Tuesday, January 3, 2006

The year of really annoying things

Its that time of year again -- the new year brings with it all of those 'Top 100' lists of all things 2005. I know I've posted several of these lately, but there's one more I need to add. Then I will be done with lists until next year. That is, unless I want to make my own list of the Top 100 'Top-100' Lists of the Year.
This list, that I found on DIGG, chronicles the most annoying things of 2005. You can read the entire list
here.

Here's my favorites.

# 74 - Nick and Jessica
1,000 years from now, archaeologists will look at our news publications and figure that this celebrity duo must have been king and queen of the world. Why anyone is interested in these empty headed no-talent morons is a mystery to all mankind. I’m against The Patriot Act, but I’d be willing to sacrifice our civil liberties a bit to permit the government to put anyone who ever bought a Jessica Simpson record on a special island and do some bomb testing. Not only would you collectively increase the nation’s IQ, but you’d stick it to Wal-Mart by getting rid of 80% of their customer base.

#39 - Fox News
President Bush could drive a flaming van full of babies off a cliff and FOX would find a way to spin it as a liberal attack on family values.
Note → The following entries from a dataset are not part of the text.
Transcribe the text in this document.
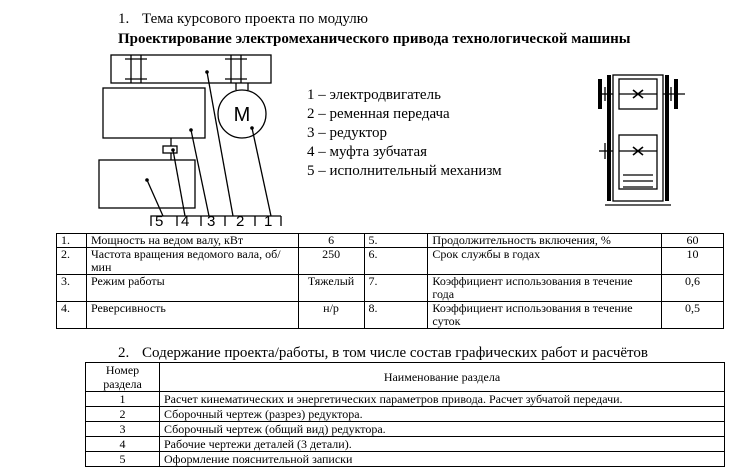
1. Тема курсового проекта по модулю
Проектирование электромеханического привода технологической машины
М
5 4 3 2 1
1 – электродвигатель
2 – ременная передача
3 – редуктор
4 – муфта зубчатая
5 – исполнительный механизм
1.	Мощность на ведом валу, кВт	6	5.	Продолжительность включения, %	60
2.	Частота вращения ведомого вала, об/мин	250	6.	Срок службы в годах	10
3.	Режим работы	Тяжелый	7.	Коэффициент использования в течение года	0,6
4.	Реверсивность	н/р	8.	Коэффициент использования в течение суток	0,5
2. Содержание проекта/работы, в том числе состав графических работ и расчётов
Номер раздела	Наименование раздела
1	Расчет кинематических и энергетических параметров привода. Расчет зубчатой передачи.
2	Сборочный чертеж (разрез) редуктора.
3	Сборочный чертеж (общий вид) редуктора.
4	Рабочие чертежи деталей (3 детали).
5	Оформление пояснительной записки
#17 - Rubber Commemerative Bracelets
Whoops! The yellow dye in those LIVESTRONG bracelets causes cancer. Sorry, folks!

#12 - Harriet Miers
Just because she worked as a puppet on "Mister Rogers Neighborhood" for decades doesn’t mean she’s qualified to serve on the highest court in the land.

# 2 - Tom Cruise
Tom Cruise is completely sane, virile, exhibits self control, is a member of a totally rational non-cult religion, does not eat babies, and does not use mind control to trick Hollywood starlets into carrying the seed of space-demons.